Rui Silva ficou, igualmente conhecido pelas suas inúmeras medalhas em campeonatos do mundo e da Europa, fez pista, corta-mato e participou na maratona de Berlim.

Sobre esta prova confessou: “Foi uma experiência agradável. Berlim foi a terceira maratona. Tive várias lesões próximas das maratonas. A primeira faltavam dez dias, lesionei-me, a segunda faltavam 15 dias, aconteceu o mesmo e finalmente à terceira consegui fazer a prova, mas  deixei de lado esta ambição da maratona. Foi algo fugaz, um objetivo que tinha na minha carreira e depois foram surgindo outras opções de vida”, constatou, confirmando que apesar de presentemente  exercer outras funções,  faz parte da Federação Portuguesa de Atletismo, no setor de alto rendimento, mantém alguma prática desportiva, não na vertente competitiva.

“Corro por necessidade por uma regra que me imponho.
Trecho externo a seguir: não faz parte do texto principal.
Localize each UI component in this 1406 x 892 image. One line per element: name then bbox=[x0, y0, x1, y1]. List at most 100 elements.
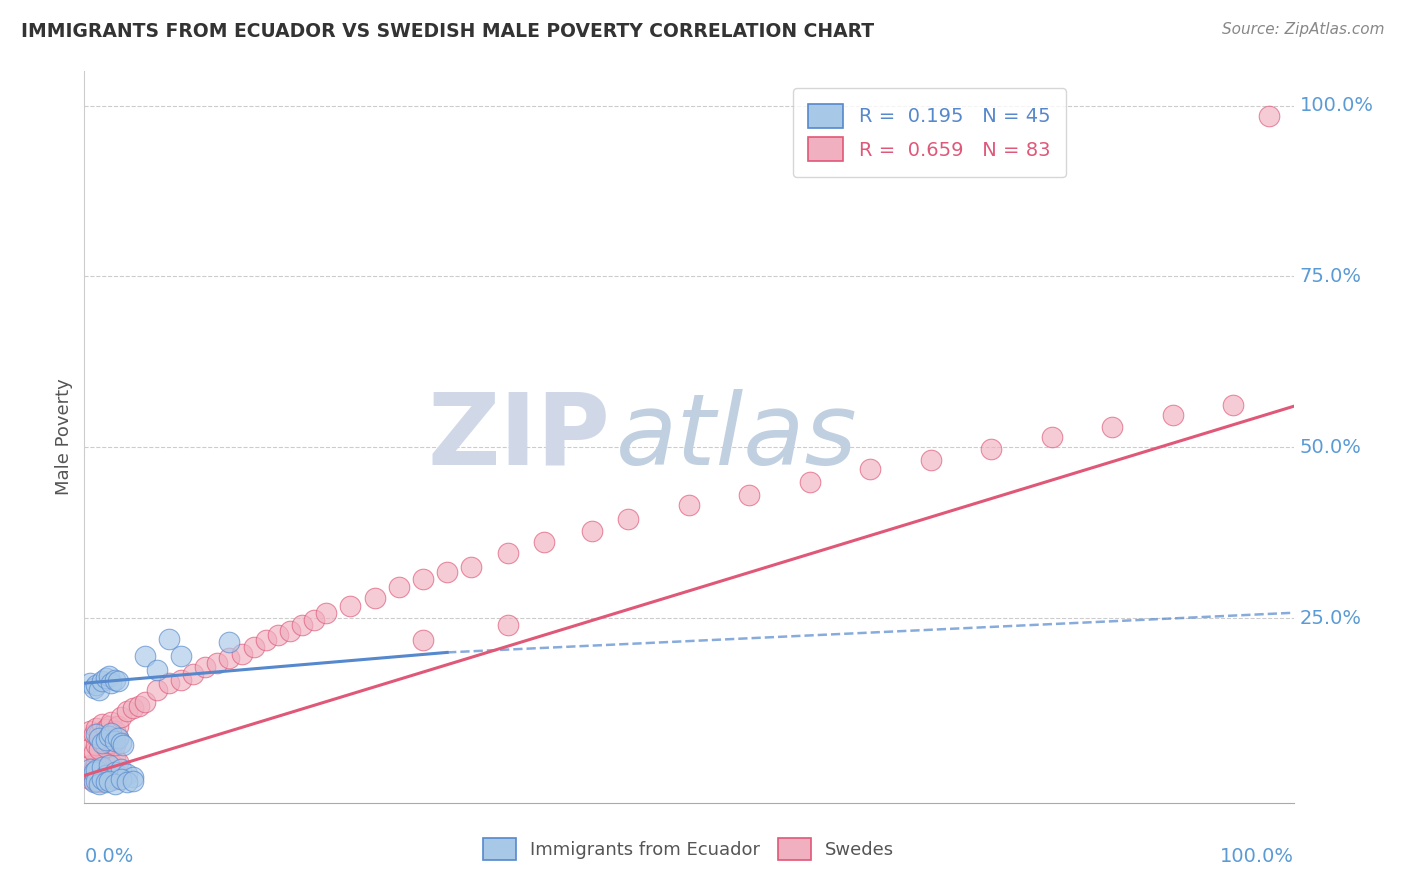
Point bbox=[83, 745, 105, 759]
Point bbox=[87, 731, 110, 745]
Point bbox=[100, 732, 122, 747]
Point bbox=[97, 758, 120, 772]
Point bbox=[86, 721, 108, 735]
Point bbox=[412, 572, 434, 586]
Point bbox=[242, 640, 264, 654]
Point bbox=[617, 512, 640, 526]
Point bbox=[1258, 109, 1281, 123]
Point bbox=[115, 704, 138, 718]
Point bbox=[107, 731, 129, 745]
Point bbox=[83, 775, 105, 789]
Point bbox=[678, 499, 700, 513]
Point bbox=[87, 775, 110, 789]
Y-axis label: Male Poverty: Male Poverty bbox=[55, 379, 73, 495]
Point bbox=[86, 738, 108, 752]
Point bbox=[339, 599, 361, 613]
Point bbox=[388, 581, 411, 595]
Point bbox=[100, 756, 122, 771]
Point bbox=[112, 738, 135, 752]
Point bbox=[110, 710, 132, 724]
Point bbox=[94, 768, 117, 782]
Point bbox=[79, 758, 101, 772]
Point bbox=[91, 760, 114, 774]
Point bbox=[107, 719, 129, 733]
Point bbox=[194, 660, 217, 674]
Point bbox=[91, 755, 114, 769]
Point bbox=[86, 727, 108, 741]
Point bbox=[97, 729, 120, 743]
Point bbox=[104, 673, 127, 687]
Text: 100.0%: 100.0% bbox=[1299, 96, 1374, 115]
Point bbox=[363, 591, 385, 605]
Point bbox=[146, 663, 169, 677]
Point bbox=[128, 698, 150, 713]
Point bbox=[1161, 408, 1184, 422]
Point bbox=[436, 565, 458, 579]
Text: 75.0%: 75.0% bbox=[1299, 267, 1361, 286]
Point bbox=[91, 734, 114, 748]
Point bbox=[1222, 398, 1244, 412]
Point bbox=[86, 770, 108, 784]
Text: IMMIGRANTS FROM ECUADOR VS SWEDISH MALE POVERTY CORRELATION CHART: IMMIGRANTS FROM ECUADOR VS SWEDISH MALE … bbox=[21, 22, 875, 41]
Point bbox=[97, 753, 120, 767]
Point bbox=[1040, 430, 1063, 444]
Point bbox=[104, 734, 127, 748]
Text: ZIP: ZIP bbox=[427, 389, 610, 485]
Point bbox=[110, 736, 132, 750]
Point bbox=[86, 678, 108, 692]
Point bbox=[79, 762, 101, 776]
Point bbox=[94, 732, 117, 747]
Point bbox=[83, 681, 105, 695]
Point bbox=[86, 756, 108, 771]
Point bbox=[94, 672, 117, 686]
Point bbox=[97, 770, 120, 784]
Point bbox=[291, 618, 314, 632]
Point bbox=[302, 613, 325, 627]
Point bbox=[859, 462, 882, 476]
Point bbox=[97, 773, 120, 788]
Point bbox=[79, 724, 101, 739]
Point bbox=[278, 624, 301, 638]
Point bbox=[157, 676, 180, 690]
Point bbox=[87, 683, 110, 698]
Point bbox=[94, 739, 117, 754]
Point bbox=[104, 738, 127, 752]
Point bbox=[104, 777, 127, 791]
Point bbox=[83, 727, 105, 741]
Point bbox=[533, 534, 555, 549]
Point bbox=[83, 762, 105, 776]
Point bbox=[87, 726, 110, 740]
Point bbox=[100, 767, 122, 781]
Point bbox=[207, 656, 229, 670]
Point bbox=[218, 651, 240, 665]
Point bbox=[157, 632, 180, 646]
Point bbox=[121, 773, 143, 788]
Point bbox=[79, 741, 101, 756]
Text: Source: ZipAtlas.com: Source: ZipAtlas.com bbox=[1222, 22, 1385, 37]
Point bbox=[94, 775, 117, 789]
Text: atlas: atlas bbox=[616, 389, 858, 485]
Point bbox=[115, 775, 138, 789]
Point bbox=[100, 726, 122, 740]
Point bbox=[181, 667, 204, 681]
Point bbox=[79, 676, 101, 690]
Point bbox=[254, 633, 277, 648]
Point bbox=[91, 772, 114, 786]
Point bbox=[83, 765, 105, 780]
Point bbox=[100, 676, 122, 690]
Point bbox=[267, 628, 290, 642]
Point bbox=[412, 633, 434, 648]
Point bbox=[121, 770, 143, 784]
Point bbox=[170, 648, 193, 663]
Point bbox=[97, 669, 120, 683]
Point bbox=[115, 767, 138, 781]
Point bbox=[86, 763, 108, 777]
Point bbox=[97, 736, 120, 750]
Point bbox=[460, 560, 482, 574]
Point bbox=[91, 768, 114, 782]
Point bbox=[100, 715, 122, 730]
Point bbox=[104, 772, 127, 786]
Point bbox=[87, 777, 110, 791]
Point bbox=[94, 758, 117, 772]
Point bbox=[134, 695, 156, 709]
Não parei completamente. Não faço atividade regular, mas mantenho atividade na modalidade”, atalhou.  

Rui Silva foi atleta do Sporting entre 1996 a 2016, altura em que se transferiu para o Benfica. Foi medalha de Bronze nos Jogos Olímpicos de Atenas 2004, tem um título de Campeão Mundial e três  títulos de Campeão Europeu em pista coberta.